Shares shall not be issued pursuant to the exercise of Options or with respect to any other Award, unless the exercise of such Option or grant of such Award and the issuance of such Shares shall comply with any applicable laws, including the Securities laws and the Stock Exchange directives.

 

18. General Provisions

 

18.1The adoption of the Plan by the Board of Directors shall not be construed as creating any limitations on the power of the Board of Directors to adopt such other incentive arrangements, as it may deem desirable, including, the granting of additional options and/or shares and/or securities other than under the Plan, and such arrangements may be either applicable generally or only in specific cases.

 

18.2The terms of each Option may differ from other Options granted under this Plan at the same time.
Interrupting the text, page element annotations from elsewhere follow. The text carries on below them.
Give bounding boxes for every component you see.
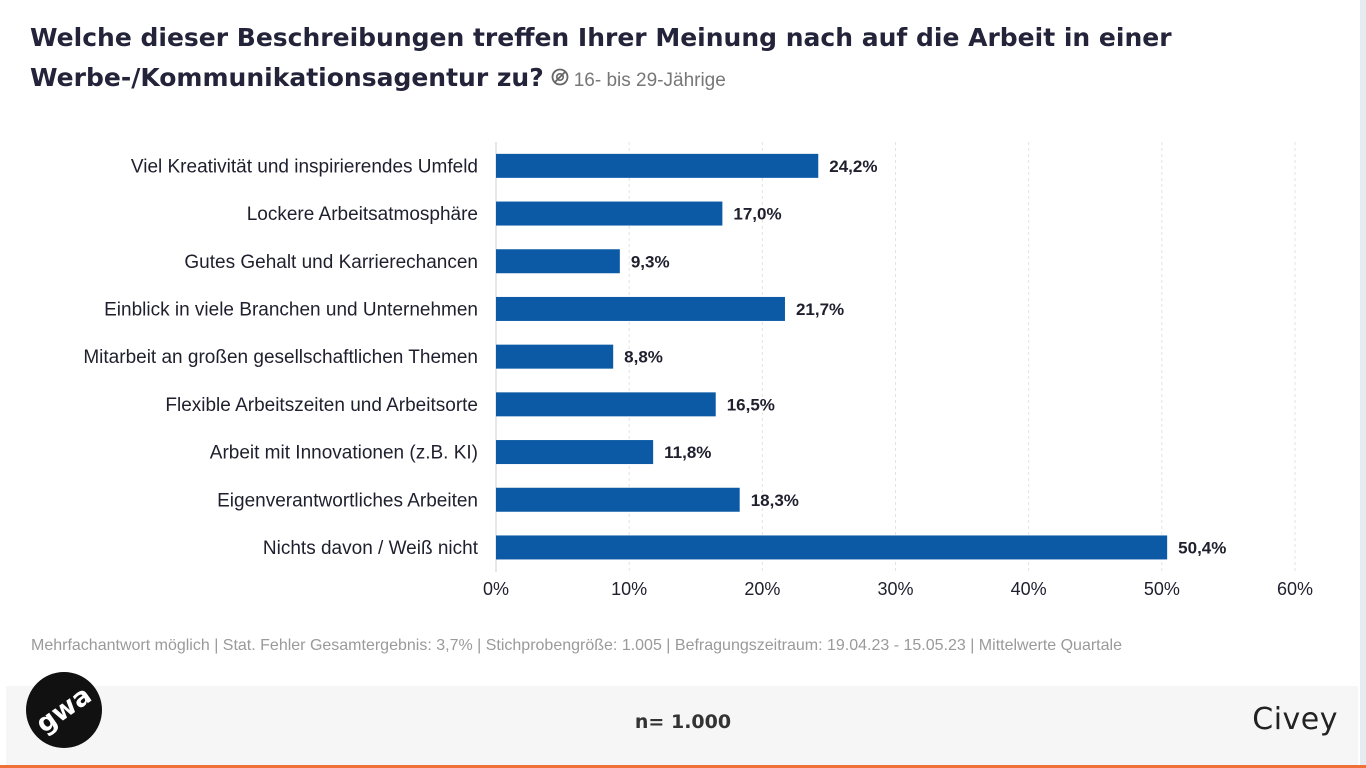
- bar: [496, 296, 785, 321]
- bar: [496, 201, 723, 226]
- bottom-bar: [6, 686, 1358, 768]
- x-tick-label: 60%: [1277, 579, 1313, 599]
- x-tick-label: 0%: [483, 579, 509, 599]
- bar: [496, 440, 654, 465]
- bar: [496, 535, 1168, 560]
- segment-filter-icon[interactable]: [550, 59, 570, 99]
- category-label: Nichts davon / Weiß nicht: [263, 538, 479, 559]
- civey-logo: Civey: [1252, 702, 1338, 737]
- bar: [496, 487, 740, 512]
- x-tick-label: 30%: [877, 579, 913, 599]
- category-label: Einblick in viele Branchen und Unternehm…: [104, 299, 478, 320]
- category-label: Gutes Gehalt und Karrierechancen: [184, 252, 478, 273]
- right-edge: [1360, 0, 1366, 768]
- category-label: Lockere Arbeitsatmosphäre: [247, 204, 478, 225]
- chart-subtitle: 16- bis 29-Jährige: [573, 70, 726, 91]
- x-tick-label: 20%: [744, 579, 780, 599]
- value-label: 21,7%: [796, 300, 844, 319]
- value-label: 16,5%: [727, 395, 775, 414]
- value-label: 11,8%: [664, 443, 711, 462]
- bar-chart: Viel Kreativität und inspirierendes Umfe…: [83, 142, 1313, 599]
- x-tick-label: 10%: [611, 579, 647, 599]
- value-label: 18,3%: [751, 491, 799, 510]
- bar: [496, 392, 716, 417]
- value-label: 17,0%: [733, 205, 781, 224]
- value-label: 9,3%: [631, 252, 670, 271]
- bar: [496, 153, 819, 178]
- bottom-edge: [0, 765, 1366, 768]
- category-label: Eigenverantwortliches Arbeiten: [217, 490, 478, 511]
- bar: [496, 249, 620, 274]
- gwa-logo: gwa: [26, 672, 102, 748]
- value-label: 8,8%: [624, 348, 663, 367]
- sample-size: n= 1.000: [634, 711, 732, 733]
- category-label: Arbeit mit Innovationen (z.B. KI): [210, 443, 478, 464]
- category-label: Flexible Arbeitszeiten und Arbeitsorte: [165, 395, 478, 416]
- footnote: Mehrfachantwort möglich | Stat. Fehler G…: [31, 637, 1122, 654]
- bar: [496, 344, 614, 369]
- category-label: Viel Kreativität und inspirierendes Umfe…: [131, 156, 478, 177]
- chart-title: Welche dieser Beschreibungen treffen Ihr…: [30, 18, 1230, 101]
- x-tick-label: 50%: [1144, 579, 1180, 599]
- x-tick-label: 40%: [1011, 579, 1047, 599]
- value-label: 50,4%: [1178, 538, 1226, 557]
- value-label: 24,2%: [829, 157, 877, 176]
- category-label: Mitarbeit an großen gesellschaftlichen T…: [83, 347, 478, 368]
- chart-title-text: Welche dieser Beschreibungen treffen Ihr…: [30, 23, 1172, 92]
The Board may also grant more than one Option to a given Participant during the term of the Plan, either in addition to, or in substitution for, one or more Options previously granted to that Participant.

 

18.3No income or profit credited (or purported to be credited) to the Participant for the Options or Shares under this Plan, shall be deemed part of the salary of the Participant for all intents and purposes (except for tax withholding purposes and other mandatory withholdings) and shall not be taken into account upon calculation of the basis for the Participant’s entitlement vis-à-vis the Company to any social benefits whatsoever (including severance payment, social contributions, pension, etc.) or any other rights or benefits arising from employer - employee relationship.

 

19. Applicable Law and Jurisdiction

 

The laws of the State of Israel shall apply to this Plan and to all the documents issued or be issued under the Plan or in connection thereto.